The logo of Hindustan Aeronautics Limited (HAL) is seen on the facade of the company's heritage centre in Bengaluru. (Reuters)
New Delhi: A news report published on Saturday highlighted how the defence PSU Hindustan Aeronautics Limited (HAL) has had to borrow money for the first time in last 20 years to pay for salaries and meet some urgent expenses.
The report quoted HAL CMD R Madhavan saying, “Our cash in hand is in the negative, we’ve had to borrow close to Rs 1,000 crore as an overdraft (OD). By March 31, we’ll have minus of Rs 6,000 crore, which becomes unsustainable. We can borrow for day-to-day work, but not for project purchases.”
Confirming the same, sources in the HAL told News18 that “the situation has been deteriorating for the last one-and-a-half years.”
A source also added that the amount of Rs 1,000 crore borrowed is unlikely to last them more than a month or two, after which it might have to borrow money yet again. This would be unprecedented in HAL’s history.
A highly placed source told News18 that HAL had brought, more than once, the issue of rapidly depleting financial resources of HAL “before the highest authorities” but nothing had been done to help the PSU whose account books are turning red.
“HAL’s financial reports are in the public domain, so we understand that everyone was taking note of the situation, but the matter was still brought before the highest authorities in a recent meeting,” said a source.
One of the biggest reasons for HAL’s rapid decline is that its biggest customer — the Indian Air Force — hasn’t paid up outstanding dues of Rs 14,500 crore. The total pending dues to HAL are likely to go up to Rs 20,000 crore by March 31. Apart from the Air Force, Coast Guard, Navy and Army are other clients of the HAL.
“These are for the orders we have already delivered.
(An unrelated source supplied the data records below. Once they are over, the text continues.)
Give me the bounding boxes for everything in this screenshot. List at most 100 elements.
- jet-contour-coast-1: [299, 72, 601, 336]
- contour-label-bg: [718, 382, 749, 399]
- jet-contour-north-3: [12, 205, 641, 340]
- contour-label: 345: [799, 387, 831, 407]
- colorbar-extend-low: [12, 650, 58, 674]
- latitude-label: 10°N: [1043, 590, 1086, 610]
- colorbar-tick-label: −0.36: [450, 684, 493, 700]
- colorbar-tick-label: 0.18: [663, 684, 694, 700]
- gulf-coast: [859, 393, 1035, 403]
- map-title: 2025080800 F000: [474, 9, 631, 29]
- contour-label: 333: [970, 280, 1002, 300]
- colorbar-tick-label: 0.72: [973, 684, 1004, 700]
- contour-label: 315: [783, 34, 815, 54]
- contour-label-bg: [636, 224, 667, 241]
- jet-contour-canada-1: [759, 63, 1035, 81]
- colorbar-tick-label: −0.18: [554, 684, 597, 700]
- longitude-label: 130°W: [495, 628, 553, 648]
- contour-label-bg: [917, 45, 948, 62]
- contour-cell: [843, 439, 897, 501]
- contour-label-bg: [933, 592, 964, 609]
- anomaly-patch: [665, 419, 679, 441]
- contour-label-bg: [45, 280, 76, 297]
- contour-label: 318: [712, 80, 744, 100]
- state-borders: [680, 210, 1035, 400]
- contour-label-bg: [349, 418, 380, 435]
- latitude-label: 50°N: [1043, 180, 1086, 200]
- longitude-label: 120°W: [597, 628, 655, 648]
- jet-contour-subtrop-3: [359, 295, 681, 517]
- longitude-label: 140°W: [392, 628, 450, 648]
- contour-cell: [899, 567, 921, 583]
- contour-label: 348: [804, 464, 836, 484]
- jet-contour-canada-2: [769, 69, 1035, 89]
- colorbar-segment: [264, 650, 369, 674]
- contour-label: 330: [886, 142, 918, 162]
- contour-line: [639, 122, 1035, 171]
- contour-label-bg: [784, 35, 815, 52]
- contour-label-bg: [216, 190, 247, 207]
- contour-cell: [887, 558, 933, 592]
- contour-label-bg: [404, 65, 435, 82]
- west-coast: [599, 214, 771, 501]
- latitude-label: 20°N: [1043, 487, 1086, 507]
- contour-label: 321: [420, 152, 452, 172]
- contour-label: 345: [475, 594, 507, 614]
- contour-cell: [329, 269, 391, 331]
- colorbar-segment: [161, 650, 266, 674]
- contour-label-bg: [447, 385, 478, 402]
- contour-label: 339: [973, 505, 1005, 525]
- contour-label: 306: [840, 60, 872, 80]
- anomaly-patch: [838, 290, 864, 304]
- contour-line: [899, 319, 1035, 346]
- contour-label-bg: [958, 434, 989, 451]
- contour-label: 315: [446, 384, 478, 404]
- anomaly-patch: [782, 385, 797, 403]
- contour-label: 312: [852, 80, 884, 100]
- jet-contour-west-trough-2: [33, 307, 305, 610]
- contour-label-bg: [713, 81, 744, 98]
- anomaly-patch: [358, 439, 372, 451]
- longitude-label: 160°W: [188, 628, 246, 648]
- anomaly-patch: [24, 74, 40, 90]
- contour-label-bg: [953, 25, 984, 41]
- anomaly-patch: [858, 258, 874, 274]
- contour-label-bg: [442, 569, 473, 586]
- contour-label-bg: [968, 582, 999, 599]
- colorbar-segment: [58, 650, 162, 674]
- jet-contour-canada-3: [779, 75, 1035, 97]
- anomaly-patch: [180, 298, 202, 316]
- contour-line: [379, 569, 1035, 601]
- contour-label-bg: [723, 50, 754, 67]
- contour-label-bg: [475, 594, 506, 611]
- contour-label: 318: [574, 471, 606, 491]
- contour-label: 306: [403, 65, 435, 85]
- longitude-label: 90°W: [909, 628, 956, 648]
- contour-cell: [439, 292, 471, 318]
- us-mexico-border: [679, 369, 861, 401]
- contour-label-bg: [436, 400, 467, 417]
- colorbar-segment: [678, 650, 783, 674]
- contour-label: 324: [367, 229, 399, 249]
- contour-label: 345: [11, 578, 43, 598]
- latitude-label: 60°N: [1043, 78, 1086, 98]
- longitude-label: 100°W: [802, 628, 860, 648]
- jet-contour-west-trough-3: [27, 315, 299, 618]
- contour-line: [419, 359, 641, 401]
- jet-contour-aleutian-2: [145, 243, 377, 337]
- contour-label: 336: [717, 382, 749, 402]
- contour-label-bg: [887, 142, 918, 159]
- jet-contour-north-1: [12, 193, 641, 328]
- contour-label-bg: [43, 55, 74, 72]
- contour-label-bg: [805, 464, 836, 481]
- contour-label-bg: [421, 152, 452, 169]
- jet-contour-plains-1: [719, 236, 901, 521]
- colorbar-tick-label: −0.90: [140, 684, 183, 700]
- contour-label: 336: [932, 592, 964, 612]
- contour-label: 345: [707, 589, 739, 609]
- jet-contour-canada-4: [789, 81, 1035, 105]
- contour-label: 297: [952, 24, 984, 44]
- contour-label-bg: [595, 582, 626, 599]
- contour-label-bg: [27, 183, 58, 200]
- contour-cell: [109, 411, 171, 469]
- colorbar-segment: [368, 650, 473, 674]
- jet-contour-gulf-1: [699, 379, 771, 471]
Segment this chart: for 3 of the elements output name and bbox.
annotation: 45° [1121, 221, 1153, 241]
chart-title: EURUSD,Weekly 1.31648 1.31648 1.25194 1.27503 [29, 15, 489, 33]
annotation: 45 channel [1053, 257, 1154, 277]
This is not an advance or anything, just to be clear,” the source told News18.
The amount of Rs 1,000 crore borrowed by HAL will be used to pay for the salaries of its employees (Rs 358 crore), and for some procurement of some equipment that HAL needs to make on an urgent basis.
“We received an amount of Rs 2,000 crore from the Air Force recently. But this isn’t enough to meet our requirements. This is a very small amount compared to the size we operate on. So yes, unless some more money comes to us, we will be forced to borrow money again,” said the source.
That the Indian Air Force is severely cash strapped is not news. Last year, the Standing Committee of Parliament on defence noted that Air Force, which had asked for Rs 1,14,526, had been allocated only Rs 65,891. So severely were its finances hit by the meagre amount allocated in the budget that in its submission to the Standing Committee, the Air Force had said that it “may not be able to make tranche payments (akin to EMIs) for its past purchases in fiscal 2018-19, as adequate resources haven’t been allotted by the finance ministry,” according to one news report.
In his deposition to the Parliamentary Standing Committee on Defence, the Vice Chief of Army Staff Lt General Sarath Chand was quoted saying that the “budget of 2018-2019 has dashed our hopes and most of what has been achieved has actually received a little setback”.